Friday 12th October 2018

The final summary report School Experience has now been published from the 2017 Wiltshire Children and Young People’s Health and Wellbeing Survey and can found alongside the other reports here.

This report provides detailed findings of pupils’ experiences of their schools. It starts by providing a summary of these results, after which detail is given about the demographics of the respondents and then the questions directly relating to school experiences are presented graphically and with short descriptive text.

  • Three quarters of primary school pupils and half of the secondary and Year 12/FE students felt happy at school in the week prior to the survey.

o Female pupils were substantially less likely than males to feel happy at school in both secondary (48% to 58%) and Year 12/FE (44% to 59%).

o Only 30% of LGBT pupils in secondary school had felt happy in their past week at school.

  • 22% - 25% of respondents worried about going to school.

o Female pupils were considerably more likely than males to worry about going to school in both the secondary sample (30% to 17%) and Year 12/FE (33% to 19%).

  • 87% of primary, 61% of secondary and 76% of Year 12/FE pupils felt that they learned a lot at school.
  • A fifth of secondary school respondents felt that they did not receive enough help at school with learning.
  • Around a third of primary school pupils wanted to learn more cooking skills.
  • 43% of secondary and 34% of Year 12/FE students wanted more knowledge about money management.
  • Around half of the respondents (47%-56%) had not missed any school days in the last term.

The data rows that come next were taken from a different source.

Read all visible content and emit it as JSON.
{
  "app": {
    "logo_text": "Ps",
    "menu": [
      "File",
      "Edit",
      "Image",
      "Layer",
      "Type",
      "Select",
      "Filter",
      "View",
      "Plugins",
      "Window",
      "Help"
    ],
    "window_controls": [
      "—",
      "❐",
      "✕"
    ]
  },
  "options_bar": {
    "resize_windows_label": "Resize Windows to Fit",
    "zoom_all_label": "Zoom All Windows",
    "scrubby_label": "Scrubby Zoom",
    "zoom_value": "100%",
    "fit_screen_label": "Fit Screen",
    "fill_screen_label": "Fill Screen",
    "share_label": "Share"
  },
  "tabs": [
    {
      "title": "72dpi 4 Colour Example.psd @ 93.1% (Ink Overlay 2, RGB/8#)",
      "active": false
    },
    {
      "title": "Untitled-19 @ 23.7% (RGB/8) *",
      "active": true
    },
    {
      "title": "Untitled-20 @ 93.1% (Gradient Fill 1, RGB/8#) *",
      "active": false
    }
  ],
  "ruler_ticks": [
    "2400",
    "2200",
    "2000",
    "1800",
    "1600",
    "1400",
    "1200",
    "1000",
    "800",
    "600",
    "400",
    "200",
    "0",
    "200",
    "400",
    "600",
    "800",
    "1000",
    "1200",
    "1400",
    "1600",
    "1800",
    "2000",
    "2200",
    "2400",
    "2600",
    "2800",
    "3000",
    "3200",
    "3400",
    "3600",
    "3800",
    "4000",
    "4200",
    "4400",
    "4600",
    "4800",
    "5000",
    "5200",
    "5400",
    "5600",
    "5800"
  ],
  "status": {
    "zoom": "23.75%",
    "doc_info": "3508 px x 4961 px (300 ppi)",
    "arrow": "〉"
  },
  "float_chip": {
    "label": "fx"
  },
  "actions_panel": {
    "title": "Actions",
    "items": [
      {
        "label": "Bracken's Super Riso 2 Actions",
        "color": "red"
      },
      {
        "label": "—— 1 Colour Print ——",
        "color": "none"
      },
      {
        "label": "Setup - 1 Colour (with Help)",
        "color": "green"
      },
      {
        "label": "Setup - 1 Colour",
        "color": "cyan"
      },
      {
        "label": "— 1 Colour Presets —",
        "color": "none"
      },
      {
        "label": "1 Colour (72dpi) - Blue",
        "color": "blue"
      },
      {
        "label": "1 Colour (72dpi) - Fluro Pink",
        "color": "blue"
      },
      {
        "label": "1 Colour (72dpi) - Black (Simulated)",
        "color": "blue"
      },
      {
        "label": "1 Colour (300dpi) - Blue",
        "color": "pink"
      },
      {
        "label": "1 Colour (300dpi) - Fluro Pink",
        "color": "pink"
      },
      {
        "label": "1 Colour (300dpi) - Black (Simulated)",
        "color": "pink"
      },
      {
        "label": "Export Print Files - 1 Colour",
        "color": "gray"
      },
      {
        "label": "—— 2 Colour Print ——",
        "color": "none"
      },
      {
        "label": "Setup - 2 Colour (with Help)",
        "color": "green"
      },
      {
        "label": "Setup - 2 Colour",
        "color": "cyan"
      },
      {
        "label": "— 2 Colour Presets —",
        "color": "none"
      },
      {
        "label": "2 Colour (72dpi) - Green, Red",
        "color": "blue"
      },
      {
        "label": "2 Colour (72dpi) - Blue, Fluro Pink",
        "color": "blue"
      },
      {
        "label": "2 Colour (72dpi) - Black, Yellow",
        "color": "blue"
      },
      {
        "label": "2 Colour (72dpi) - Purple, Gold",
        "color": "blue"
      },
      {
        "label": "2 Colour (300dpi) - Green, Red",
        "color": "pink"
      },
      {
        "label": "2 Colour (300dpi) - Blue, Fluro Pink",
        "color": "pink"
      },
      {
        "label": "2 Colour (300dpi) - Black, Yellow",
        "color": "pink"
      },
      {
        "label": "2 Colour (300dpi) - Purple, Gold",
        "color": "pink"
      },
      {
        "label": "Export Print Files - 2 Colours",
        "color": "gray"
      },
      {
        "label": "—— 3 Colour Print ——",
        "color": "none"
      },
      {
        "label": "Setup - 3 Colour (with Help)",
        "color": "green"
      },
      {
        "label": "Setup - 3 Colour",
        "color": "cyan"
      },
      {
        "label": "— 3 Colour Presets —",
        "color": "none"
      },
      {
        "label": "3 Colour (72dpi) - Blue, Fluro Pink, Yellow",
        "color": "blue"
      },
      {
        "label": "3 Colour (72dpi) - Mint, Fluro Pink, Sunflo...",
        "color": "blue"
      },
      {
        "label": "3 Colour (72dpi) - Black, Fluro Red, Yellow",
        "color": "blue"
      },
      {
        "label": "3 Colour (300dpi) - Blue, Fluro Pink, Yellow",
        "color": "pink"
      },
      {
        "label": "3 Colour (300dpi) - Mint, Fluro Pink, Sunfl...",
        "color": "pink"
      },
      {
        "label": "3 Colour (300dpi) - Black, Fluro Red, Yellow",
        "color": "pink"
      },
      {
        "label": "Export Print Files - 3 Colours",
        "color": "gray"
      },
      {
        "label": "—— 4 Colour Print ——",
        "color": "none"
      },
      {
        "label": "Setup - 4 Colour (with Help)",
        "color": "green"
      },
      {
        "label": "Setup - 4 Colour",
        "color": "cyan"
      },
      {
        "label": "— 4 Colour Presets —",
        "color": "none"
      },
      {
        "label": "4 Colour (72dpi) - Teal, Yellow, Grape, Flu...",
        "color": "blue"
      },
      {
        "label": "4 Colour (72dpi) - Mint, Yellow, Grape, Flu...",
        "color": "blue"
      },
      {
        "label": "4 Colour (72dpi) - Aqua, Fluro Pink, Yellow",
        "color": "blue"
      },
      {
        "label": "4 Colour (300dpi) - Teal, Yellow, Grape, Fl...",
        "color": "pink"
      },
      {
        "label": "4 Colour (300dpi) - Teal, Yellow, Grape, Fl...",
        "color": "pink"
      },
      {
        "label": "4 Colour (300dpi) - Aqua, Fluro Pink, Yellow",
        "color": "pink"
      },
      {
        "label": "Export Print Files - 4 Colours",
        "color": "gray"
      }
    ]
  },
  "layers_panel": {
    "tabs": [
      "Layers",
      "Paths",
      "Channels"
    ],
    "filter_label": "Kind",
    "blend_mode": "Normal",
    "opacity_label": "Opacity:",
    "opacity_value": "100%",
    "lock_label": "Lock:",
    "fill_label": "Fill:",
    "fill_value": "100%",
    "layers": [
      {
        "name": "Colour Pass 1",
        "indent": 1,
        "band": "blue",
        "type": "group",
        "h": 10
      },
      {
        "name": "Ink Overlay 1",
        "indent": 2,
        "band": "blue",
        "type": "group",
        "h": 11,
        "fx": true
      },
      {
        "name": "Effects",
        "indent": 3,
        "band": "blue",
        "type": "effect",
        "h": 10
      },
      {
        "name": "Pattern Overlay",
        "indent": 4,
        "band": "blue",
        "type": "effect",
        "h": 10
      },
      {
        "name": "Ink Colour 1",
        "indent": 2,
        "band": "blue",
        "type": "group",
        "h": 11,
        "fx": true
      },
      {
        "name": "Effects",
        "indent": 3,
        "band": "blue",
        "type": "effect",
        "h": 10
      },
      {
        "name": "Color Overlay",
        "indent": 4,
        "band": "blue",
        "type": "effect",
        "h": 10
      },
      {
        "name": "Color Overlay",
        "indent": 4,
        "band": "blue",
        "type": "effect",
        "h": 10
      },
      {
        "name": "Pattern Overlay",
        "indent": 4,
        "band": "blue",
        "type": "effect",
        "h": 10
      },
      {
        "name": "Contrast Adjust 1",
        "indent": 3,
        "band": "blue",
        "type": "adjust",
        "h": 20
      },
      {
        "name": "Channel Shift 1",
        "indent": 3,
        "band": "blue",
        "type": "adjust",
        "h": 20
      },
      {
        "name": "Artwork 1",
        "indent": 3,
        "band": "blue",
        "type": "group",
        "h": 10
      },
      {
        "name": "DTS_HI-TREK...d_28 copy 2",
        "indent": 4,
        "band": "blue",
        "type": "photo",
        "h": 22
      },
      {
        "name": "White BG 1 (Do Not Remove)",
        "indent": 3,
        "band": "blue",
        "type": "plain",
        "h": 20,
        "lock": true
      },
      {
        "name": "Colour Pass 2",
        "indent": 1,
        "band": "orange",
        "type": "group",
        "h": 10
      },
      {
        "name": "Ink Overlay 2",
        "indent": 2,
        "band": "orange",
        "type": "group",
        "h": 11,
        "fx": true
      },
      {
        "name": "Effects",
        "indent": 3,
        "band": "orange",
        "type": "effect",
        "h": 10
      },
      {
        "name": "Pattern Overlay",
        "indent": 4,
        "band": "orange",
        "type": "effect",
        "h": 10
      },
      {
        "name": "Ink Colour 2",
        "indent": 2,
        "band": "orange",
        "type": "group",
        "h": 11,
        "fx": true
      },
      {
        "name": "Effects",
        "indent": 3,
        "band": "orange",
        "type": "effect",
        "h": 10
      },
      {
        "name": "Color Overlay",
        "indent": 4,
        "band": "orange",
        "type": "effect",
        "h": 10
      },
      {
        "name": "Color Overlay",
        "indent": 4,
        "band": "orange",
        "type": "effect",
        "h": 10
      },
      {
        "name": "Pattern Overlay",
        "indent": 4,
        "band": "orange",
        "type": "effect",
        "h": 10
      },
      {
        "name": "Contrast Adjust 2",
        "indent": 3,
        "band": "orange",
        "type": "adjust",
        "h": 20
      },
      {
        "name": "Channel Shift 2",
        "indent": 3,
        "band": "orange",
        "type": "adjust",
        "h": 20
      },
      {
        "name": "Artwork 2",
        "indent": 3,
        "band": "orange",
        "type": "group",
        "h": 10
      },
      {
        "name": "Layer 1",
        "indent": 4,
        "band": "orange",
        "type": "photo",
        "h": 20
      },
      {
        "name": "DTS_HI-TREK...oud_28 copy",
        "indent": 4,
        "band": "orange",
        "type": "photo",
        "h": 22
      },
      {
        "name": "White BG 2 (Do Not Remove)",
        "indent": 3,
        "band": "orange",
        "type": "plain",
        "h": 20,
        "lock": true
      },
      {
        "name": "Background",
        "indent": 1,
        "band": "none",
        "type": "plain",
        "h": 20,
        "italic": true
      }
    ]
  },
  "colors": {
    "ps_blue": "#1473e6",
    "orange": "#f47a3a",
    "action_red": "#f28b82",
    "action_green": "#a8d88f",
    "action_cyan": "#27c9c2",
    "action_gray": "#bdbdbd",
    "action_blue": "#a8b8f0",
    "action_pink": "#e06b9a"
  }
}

o Young carers, pupils in receipt of free school meals, pupils with special educational needs and / or disabilities, and pupils who had or whose family had a social worker were considerably more likely than their peers to have missed multiple school days.

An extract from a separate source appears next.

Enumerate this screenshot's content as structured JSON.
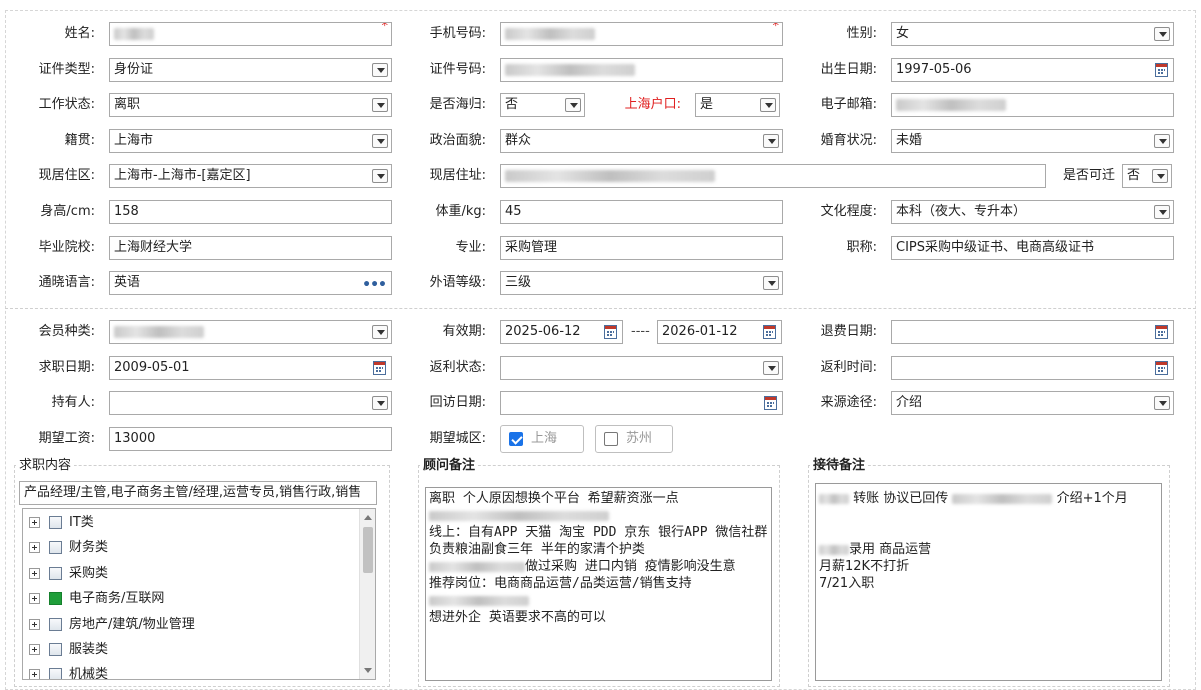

  • 90% of secondary and 83% of Year 12/FE respondents had never been excluded from school.

o Higher proportions of males than females had been excluded.

o Pupils who had or whose family had a social worker were much more likely than their peers to have been excluded from school.

  • 64% of primary and 68% of secondary school pupils ate a school lunch at least once a week, and a third in both school stages ate one every school day.

o This is an increase on the proportions eating a school lunch in 2015, both at least once a week (59% primary, 58% secondary) and on every school day (28% primary, 24% secondary).

  • 88% of primary, 75% of secondary and 78% of Year 12/FE pupils reported that drinking water was easily available at their school or college.
  • Around half of secondary school pupils and a quarter of primary and Year 12/FE respondents were not happy using their school toilets.

o This rose to 75% of transsexual and transgender students in secondary school.

  • 75% of primary school pupils thought that their school dealt well with bullying, but this fell to 39% of the secondary and 47% of the Year 12/FE respondents.
  •  86% of primary and 80% of Year 12/FE respondents felt safe or very safe at school.

o This fell to 69% of the secondary pupils.

o Less than half of LGBT pupils (47%) in secondary school felt safe or very safe at school.

  • Three quarters of the primary school pupils and around half of the secondary and Year 12/FE students felt confident or extremely confident about their future.

o Females were much less likely than males to feel this confidence (73% females to 79% males in primary, 43% to 60% in secondary, 42% to 56% in Year 12/FE).

o Only 25% of LGBT pupils and 37% of those with a social worker in secondary school felt confident or extremely confident about their future. 

  • Overall, 71% of primary and 62% of Year 12/FE students said that they enjoyed school / college.

o This fell to 48% of the secondary school respondents.

  • 53% of primary school pupils felt that the school council and pupils’ views made a difference at their school.

o This fell to 18% of secondary school respondents.